Elle revient à la charge quelques mois plus tard avec « The One », successeur de « So Sure » également produit par Terror Danjah, mais où Wiley remplace Kano. Toujours pas de sortie single, mais tout de même un crédit sur la compile (encore) d’un label de référence, After Shock – cette fois-ci non mixée. Ce n’est qu’en 2007 que la Londonienne, publiée cette fois par Ministry Of Sound, pourra concourir aux UK Single Charts avec « Falling », son unique vrai single, qui atteindra la 67e place. Toutefois, « Falling » ne sert pas tant la carrière de Sadie que celle de l’auteur de l’instrumental, alors âgé d’à peine 15 ans : Fluke. Le Wifey Riddim circulait déjà depuis plus d’un an sur les blogs lorsque Sadie s’en est emparé, et elle n’était pas la première à avoir posé dessus : l’année précédente, Tinie Tempah lui avait donné son nom avec « Wifey », dont le clip était diffusé en boucle sur Channel U, chaîne satellite dédiée au grime. Bien d’autres s’y sont essayés, mais seule Sadie a permis de le transformer en merveille RnB.

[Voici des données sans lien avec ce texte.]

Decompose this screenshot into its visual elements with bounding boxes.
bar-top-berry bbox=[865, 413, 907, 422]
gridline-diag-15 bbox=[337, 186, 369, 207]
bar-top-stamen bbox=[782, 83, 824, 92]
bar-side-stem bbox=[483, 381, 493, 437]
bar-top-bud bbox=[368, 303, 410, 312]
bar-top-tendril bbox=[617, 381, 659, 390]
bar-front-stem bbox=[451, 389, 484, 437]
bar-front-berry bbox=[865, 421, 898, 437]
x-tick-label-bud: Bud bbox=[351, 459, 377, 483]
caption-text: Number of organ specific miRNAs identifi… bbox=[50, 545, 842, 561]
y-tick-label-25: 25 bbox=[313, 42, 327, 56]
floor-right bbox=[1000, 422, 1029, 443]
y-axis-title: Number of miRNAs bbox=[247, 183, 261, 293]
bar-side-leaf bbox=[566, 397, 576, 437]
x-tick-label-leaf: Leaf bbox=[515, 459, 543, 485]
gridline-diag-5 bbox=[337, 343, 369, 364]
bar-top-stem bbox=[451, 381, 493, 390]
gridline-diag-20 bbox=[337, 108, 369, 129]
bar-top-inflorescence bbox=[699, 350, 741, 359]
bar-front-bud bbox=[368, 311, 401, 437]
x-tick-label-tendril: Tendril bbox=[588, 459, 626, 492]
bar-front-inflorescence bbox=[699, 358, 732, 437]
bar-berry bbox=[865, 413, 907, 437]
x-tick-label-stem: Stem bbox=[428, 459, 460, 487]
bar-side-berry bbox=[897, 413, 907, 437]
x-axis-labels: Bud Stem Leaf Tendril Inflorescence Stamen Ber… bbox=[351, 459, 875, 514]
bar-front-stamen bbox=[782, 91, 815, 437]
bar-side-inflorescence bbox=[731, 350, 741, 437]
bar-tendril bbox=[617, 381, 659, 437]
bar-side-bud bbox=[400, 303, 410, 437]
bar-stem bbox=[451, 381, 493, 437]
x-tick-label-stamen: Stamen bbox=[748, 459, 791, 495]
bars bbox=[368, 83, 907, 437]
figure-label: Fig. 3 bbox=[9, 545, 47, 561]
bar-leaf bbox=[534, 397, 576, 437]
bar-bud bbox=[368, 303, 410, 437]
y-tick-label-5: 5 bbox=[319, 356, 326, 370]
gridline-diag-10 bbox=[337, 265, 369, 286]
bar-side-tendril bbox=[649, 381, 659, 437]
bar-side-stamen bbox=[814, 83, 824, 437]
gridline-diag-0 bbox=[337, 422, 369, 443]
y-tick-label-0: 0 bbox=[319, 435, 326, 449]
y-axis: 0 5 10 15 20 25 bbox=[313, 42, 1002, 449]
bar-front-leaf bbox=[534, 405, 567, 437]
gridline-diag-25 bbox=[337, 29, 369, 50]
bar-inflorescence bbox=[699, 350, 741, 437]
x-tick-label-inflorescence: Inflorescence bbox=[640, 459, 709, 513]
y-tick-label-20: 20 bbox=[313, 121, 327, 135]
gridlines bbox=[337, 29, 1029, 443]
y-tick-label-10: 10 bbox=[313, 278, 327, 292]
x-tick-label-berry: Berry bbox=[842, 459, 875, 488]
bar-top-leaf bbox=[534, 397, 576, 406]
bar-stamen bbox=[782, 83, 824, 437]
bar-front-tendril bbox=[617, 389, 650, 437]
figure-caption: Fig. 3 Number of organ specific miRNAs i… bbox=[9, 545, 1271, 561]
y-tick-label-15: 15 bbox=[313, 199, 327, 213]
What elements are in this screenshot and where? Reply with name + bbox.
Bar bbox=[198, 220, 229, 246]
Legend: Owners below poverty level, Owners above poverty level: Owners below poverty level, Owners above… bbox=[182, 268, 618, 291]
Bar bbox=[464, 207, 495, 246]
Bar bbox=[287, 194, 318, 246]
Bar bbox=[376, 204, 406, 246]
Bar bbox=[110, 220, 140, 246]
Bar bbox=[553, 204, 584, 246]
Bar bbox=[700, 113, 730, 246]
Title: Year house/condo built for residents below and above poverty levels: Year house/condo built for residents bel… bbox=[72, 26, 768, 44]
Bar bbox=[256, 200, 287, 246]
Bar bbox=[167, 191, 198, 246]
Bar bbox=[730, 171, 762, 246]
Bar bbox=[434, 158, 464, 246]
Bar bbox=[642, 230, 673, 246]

Fluke, alias de Luke Reid, se fera plus tard connaître comme leader de Crazy Cousins et s’imposera comme locomotive de la scène UK Funky ; les rumeurs d’un album de Sadie, mainte fois repoussé, finissent par se tarir, et la jeune chanteuse n’apparaît qu’en featurings, sur des morceaux chaque fois plus rincés – jusqu’à l’immonde « You Want Me » de Tom Zanetti, triste incursion dans les charts en 2016.

Sadie n’a peut-être qu’un seul véritable single à son actif, mais elle n’en a pas moins marqué durablement la scène musicale britannique, et ému une génération entière d’adolescents qui n’en finissent plus de la regretter dans les commentaires YouTube.